The Bureau of Meteorology has just released its latest seasonal outlooks, and it is projecting a very high chance of a warmer than normal late Winter and early Spring over much of Australia:
The national outlook averaged over August to October 2012 shows the following:
- warmer days are more likely over most of Australia, except the northern tropics
- warmer nights are more likely over most of Australia, except for the far tropical north
This outlook is predominantly a result of warmer than normal waters in the Indian Ocean; emerging warmer than normal Pacific waters have had a lesser impact. (source)
The BoM is predicting 75-80% chance of this over much of the continent.
If you search the Seasonal Outlook archive for “cool” or “cooler” you get 14 results. If you search for “warm” or “warmer” you get over 100. The Bureau is clearly doing its bit to prop up the Cause, but I wonder how many of those projections were actually anywhere near right? Someone with the time should go through them and compare with the actual records (also available on the BoM website).

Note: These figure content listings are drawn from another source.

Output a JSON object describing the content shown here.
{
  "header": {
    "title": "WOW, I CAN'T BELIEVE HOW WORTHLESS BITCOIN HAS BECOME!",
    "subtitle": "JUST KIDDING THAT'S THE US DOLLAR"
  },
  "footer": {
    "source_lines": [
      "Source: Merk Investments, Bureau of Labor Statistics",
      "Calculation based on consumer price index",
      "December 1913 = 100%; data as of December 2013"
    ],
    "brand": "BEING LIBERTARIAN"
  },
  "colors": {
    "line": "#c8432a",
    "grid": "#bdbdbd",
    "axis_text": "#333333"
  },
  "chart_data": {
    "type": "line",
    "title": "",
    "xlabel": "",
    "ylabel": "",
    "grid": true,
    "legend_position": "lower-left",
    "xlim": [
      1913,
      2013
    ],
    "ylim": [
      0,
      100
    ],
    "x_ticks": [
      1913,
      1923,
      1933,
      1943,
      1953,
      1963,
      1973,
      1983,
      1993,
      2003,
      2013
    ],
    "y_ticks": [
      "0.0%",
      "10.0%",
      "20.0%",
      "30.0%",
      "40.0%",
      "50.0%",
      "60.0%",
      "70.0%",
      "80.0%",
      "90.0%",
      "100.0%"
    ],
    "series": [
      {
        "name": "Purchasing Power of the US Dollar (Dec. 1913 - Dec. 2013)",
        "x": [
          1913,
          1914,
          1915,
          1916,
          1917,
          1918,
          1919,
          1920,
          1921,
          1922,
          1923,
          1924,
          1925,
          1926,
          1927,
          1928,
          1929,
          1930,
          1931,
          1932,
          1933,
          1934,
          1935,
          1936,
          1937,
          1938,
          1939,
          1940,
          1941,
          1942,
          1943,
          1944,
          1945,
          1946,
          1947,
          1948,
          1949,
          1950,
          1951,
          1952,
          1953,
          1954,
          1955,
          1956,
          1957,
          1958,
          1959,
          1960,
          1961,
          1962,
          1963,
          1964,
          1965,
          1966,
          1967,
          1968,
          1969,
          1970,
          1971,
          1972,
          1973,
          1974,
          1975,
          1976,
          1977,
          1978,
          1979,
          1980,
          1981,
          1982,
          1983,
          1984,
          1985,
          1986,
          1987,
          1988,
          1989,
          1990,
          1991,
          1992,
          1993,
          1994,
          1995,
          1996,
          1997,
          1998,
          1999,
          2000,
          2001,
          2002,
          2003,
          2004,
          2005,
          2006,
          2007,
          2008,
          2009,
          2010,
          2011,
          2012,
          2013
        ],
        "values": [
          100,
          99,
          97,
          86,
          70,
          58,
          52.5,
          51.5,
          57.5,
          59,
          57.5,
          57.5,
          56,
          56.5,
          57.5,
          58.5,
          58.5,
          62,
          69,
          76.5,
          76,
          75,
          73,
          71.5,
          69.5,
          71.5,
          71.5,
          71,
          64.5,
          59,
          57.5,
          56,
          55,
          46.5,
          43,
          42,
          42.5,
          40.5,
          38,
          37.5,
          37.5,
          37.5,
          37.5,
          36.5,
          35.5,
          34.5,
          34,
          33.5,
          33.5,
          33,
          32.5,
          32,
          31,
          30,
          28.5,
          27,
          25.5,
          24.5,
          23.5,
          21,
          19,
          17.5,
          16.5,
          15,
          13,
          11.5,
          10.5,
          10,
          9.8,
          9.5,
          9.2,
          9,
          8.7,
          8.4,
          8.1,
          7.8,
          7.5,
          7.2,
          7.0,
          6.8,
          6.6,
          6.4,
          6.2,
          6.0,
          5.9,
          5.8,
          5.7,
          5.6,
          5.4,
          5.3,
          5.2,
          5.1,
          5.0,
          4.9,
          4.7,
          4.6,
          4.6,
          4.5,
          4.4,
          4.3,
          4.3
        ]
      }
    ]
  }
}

For example, in September 2011, the Bureau claimed that the October to December months would be, you guessed it, predominantly warmer, with Brisbane and Sydney looking at a 50-55% chance of exceeding the median maximum temperature. What actually happened?
- Sydney: coolest start to Summer in 51 years
- Brisbane: coldest December day in 123 years
- Sydney: coldest December in 50 years – no mention of “climate change”
And the same for December to February, where Warwick Hughes noted:
This summer has been cooler than average across vast areas of Australia. Which has been a surprise to the BoM.
The BoM 3 month summer temperature outlooks were issued in November – actual daytime temperature anomalies were cooler over vastly more area of Australia than the BoM predicted. The actual warmth along the Perth to Pilbara coast and Sth Aust & Vic turned out to be miniscule compared to the BoM predictions. Ditto for the Far North which turned out near average. The BoM scores some marks for their Eastern and Central Australian cool predict but all of their hot predictions turned out cooler and smaller.
Let’s see how they fare with this one… check back in October.